Network · ubiquiti udm-se usg ospf wireguard · 2024-04-21 · Daniel

Over the weekend, I upgraded my network: I replaced my Ubiquiti USG with a UDM-SE. I debated between the UDMP and UDM-SE, and decided on the UDM-SE because of its added features. As part of this upgrade, I retired my self-hosted UniFi Controller in favor of the one on the UDM-SE.

I have never done a UniFi network upgrade before, so I really wasn't sure what to expect. It was actually surprisingly easy, but my custom setup required a slightly modified process and configuration after the upgrade.

My biggest questions were: How does one actually replace a UniFi router? How does one replace the router and controller with a single unit, as I was doing? I did some research but was never truly clear about the answers to these questions.

Replacing a controller seems to be a pretty well-known process: Take a backup, then forget all devices in the old controller, and import the backup into the new controller. My concern was that I was also replacing the router, and I did not know what the controller in the UDM-SE would do with the USG in the backup. It did exactly what I wanted it to do: It detected the USG in the backup, and it replaced the USG with itself.

I thought I was going to have to adopt the UDM-SE and somehow figure out how to replace the USG with it, because I thought I would need to configure the UDM-SE with an IP address to add it to the network, then replace that address with the one in the USG, but I was completely wrong.

I had to use a slightly different process because of the configuration I had on the USG: I used a config.gateway.json file to configure WireGuard and OSFP, and I had to remove that before taking my backup. After the migration, I had to add my WireGuard links and configure OSPF on the UDM-SE.

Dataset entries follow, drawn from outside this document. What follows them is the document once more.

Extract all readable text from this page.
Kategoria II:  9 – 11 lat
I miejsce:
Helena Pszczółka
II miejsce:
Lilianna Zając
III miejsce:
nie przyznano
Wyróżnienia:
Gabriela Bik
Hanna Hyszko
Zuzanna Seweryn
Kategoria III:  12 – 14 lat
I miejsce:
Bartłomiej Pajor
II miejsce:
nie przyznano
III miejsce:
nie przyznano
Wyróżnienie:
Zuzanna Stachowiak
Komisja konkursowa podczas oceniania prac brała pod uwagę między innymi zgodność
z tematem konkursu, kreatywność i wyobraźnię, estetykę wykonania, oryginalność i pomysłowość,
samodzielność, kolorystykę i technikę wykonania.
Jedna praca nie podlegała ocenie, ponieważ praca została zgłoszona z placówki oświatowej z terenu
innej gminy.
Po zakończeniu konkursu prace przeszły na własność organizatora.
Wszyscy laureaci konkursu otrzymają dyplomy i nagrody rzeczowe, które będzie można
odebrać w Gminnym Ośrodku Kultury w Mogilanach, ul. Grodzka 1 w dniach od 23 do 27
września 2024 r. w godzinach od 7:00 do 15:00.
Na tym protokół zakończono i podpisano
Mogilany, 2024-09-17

In the end, this worked great except for one thing: The web UI does not seem to allow me to configure OSPF on the WireGuard links. OSPF on the UDM-SE peered with my local routers, but not with my remote ones, so my routes were not optimal. There are multiple ways to get to my remote sites, so the routes were there, they just added another hop or 2. This kind of defeats the purpose of WireGuard for me.

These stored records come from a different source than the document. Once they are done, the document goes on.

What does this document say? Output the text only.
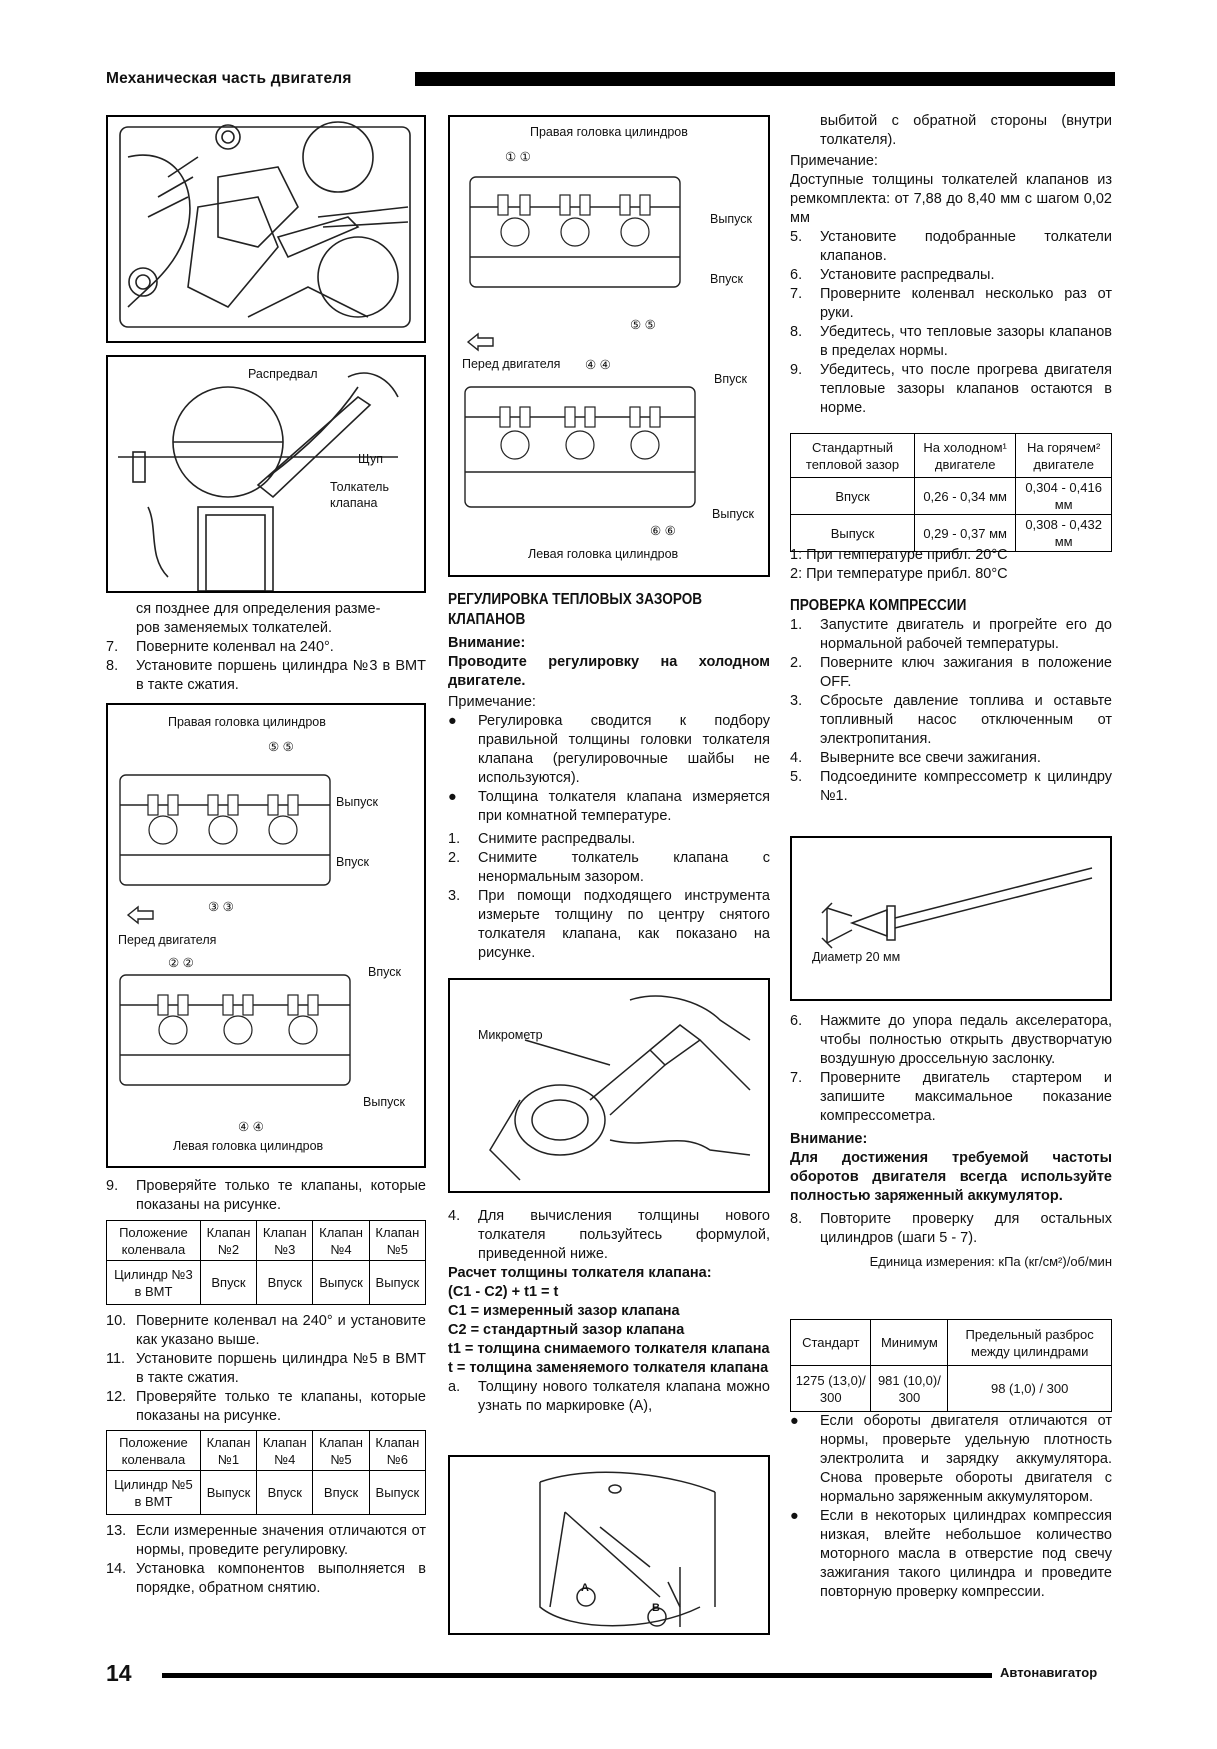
Механическая часть двигателя
Распредвал
Щуп
Толкатель
клапана

ся позднее для определения разме-

ров заменяемых толкателей.

7.	Поверните коленвал на 240°.
8.	Установите поршень цилиндра №3 в ВМТ в такте сжатия.
Правая головка цилиндров
⑤ ⑤
Выпуск
Впуск
③ ③
Перед двигателя
② ②
Впуск
Выпуск
④ ④
Левая головка цилиндров
9.	Проверяйте только те клапаны, которые показаны на рисунке.
Положение коленвала	Клапан №2	Клапан №3	Клапан №4	Клапан №5
Цилиндр №3 в ВМТ	Впуск	Впуск	Выпуск	Выпуск
10. Поверните коленвал на 240° и установите как указано выше.
11. Установите поршень цилиндра №5 в ВМТ в такте сжатия.
12. Проверяйте только те клапаны, которые показаны на рисунке.
Положение коленвала	Клапан №1	Клапан №4	Клапан №5	Клапан №6
Цилиндр №5 в ВМТ	Выпуск	Впуск	Впуск	Выпуск
13. Если измеренные значения отличаются от нормы, проведите регулировку.
14. Установка компонентов выполняется в порядке, обратном снятию.
Правая головка цилиндров
① ①
Выпуск
Впуск
⑤ ⑤
Перед двигателя ④ ④
Впуск
Выпуск
⑥ ⑥
Левая головка цилиндров
РЕГУЛИРОВКА ТЕПЛОВЫХ ЗАЗОРОВ КЛАПАНОВ

Внимание:

Проводите регулировку на холодном двигателе.

Примечание:

●	Регулировка сводится к подбору правильной толщины головки толкателя клапана (регулировочные шайбы не используются).
●	Толщина толкателя клапана измеряется при комнатной температуре.
1.	Снимите распредвалы.
2.	Снимите толкатель клапана с ненормальным зазором.
3.	При помощи подходящего инструмента измерьте толщину по центру снятого толкателя клапана, как показано на рисунке.
Микрометр
4.	Для вычисления толщины нового толкателя пользуйтесь формулой, приведенной ниже.

Расчет толщины толкателя клапана:

(C1 - C2) + t1 = t

C1 = измеренный зазор клапана

C2 = стандартный зазор клапана

t1 = толщина снимаемого толкателя клапана

t = толщина заменяемого толкателя клапана

a.	Толщину нового толкателя клапана можно узнать по маркировке (A),
A
B

выбитой с обратной стороны (внутри толкателя).

Примечание:

Доступные толщины толкателей клапанов из ремкомплекта: от 7,88 до 8,40 мм с шагом 0,02 мм

5.	Установите подобранные толкатели клапанов.
6.	Установите распредвалы.
7.	Проверните коленвал несколько раз от руки.
8.	Убедитесь, что тепловые зазоры клапанов в пределах нормы.
9.	Убедитесь, что после прогрева двигателя тепловые зазоры клапанов остаются в норме.
Стандартный тепловой зазор	На холодном¹ двигателе	На горячем² двигателе
Впуск	0,26 - 0,34 мм	0,304 - 0,416 мм
Выпуск	0,29 - 0,37 мм	0,308 - 0,432 мм

1: При температуре прибл. 20°C

2: При температуре прибл. 80°C

ПРОВЕРКА КОМПРЕССИИ
1.	Запустите двигатель и прогрейте его до нормальной рабочей температуры.
2.	Поверните ключ зажигания в положение OFF.
3.	Сбросьте давление топлива и оставьте топливный насос отключенным от электропитания.
4.	Выверните все свечи зажигания.
5.	Подсоедините компрессометр к цилиндру №1.
Диаметр 20 мм
6.	Нажмите до упора педаль акселератора, чтобы полностью открыть двустворчатую воздушную дроссельную заслонку.
7.	Проверните двигатель стартером и запишите максимальное показание компрессометра.

Внимание:

Для достижения требуемой частоты оборотов двигателя всегда используйте полностью заряженный аккумулятор.

8.	Повторите проверку для остальных цилиндров (шаги 5 - 7).

Единица измерения: кПа (кг/см²)/об/мин

Стандарт	Минимум	Предельный разброс между цилиндрами
1275 (13,0)/ 300	981 (10,0)/ 300	98 (1,0) / 300
●	Если обороты двигателя отличаются от нормы, проверьте удельную плотность электролита и зарядку аккумулятора. Снова проверьте обороты двигателя с нормально заряженным аккумулятором.
●	Если в некоторых цилиндрах компрессия низкая, влейте небольшое количество моторного масла в отверстие под свечу зажигания такого цилиндра и проведите повторную проверку компрессии.
14	Автонавигатор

I did a lot of searches, and found this 7-month-old post, and wondered if it would still work in the current version of the OS. Turns out it works great: After starting the FRR service, I was able to use vtysh to add the WireGuard links to my OSPF area, and to add the neighbors. It required one more thing to work. I had to configure the interfaces with ip ospf network non-broadcast:

interface wgclt1
 ip ospf cost 1
 ip ospf dead-interval 40
 ip ospf network non-broadcast

These entries mirror the other ones created on the UDM-SE, and the ip ospf network non-broadcast mirrors what I had on the USG.

After I did all that, OSPF peered to the routers at the remote sites, and the correct entries were in the routing table. The config persists across reboots, and it works perfectly.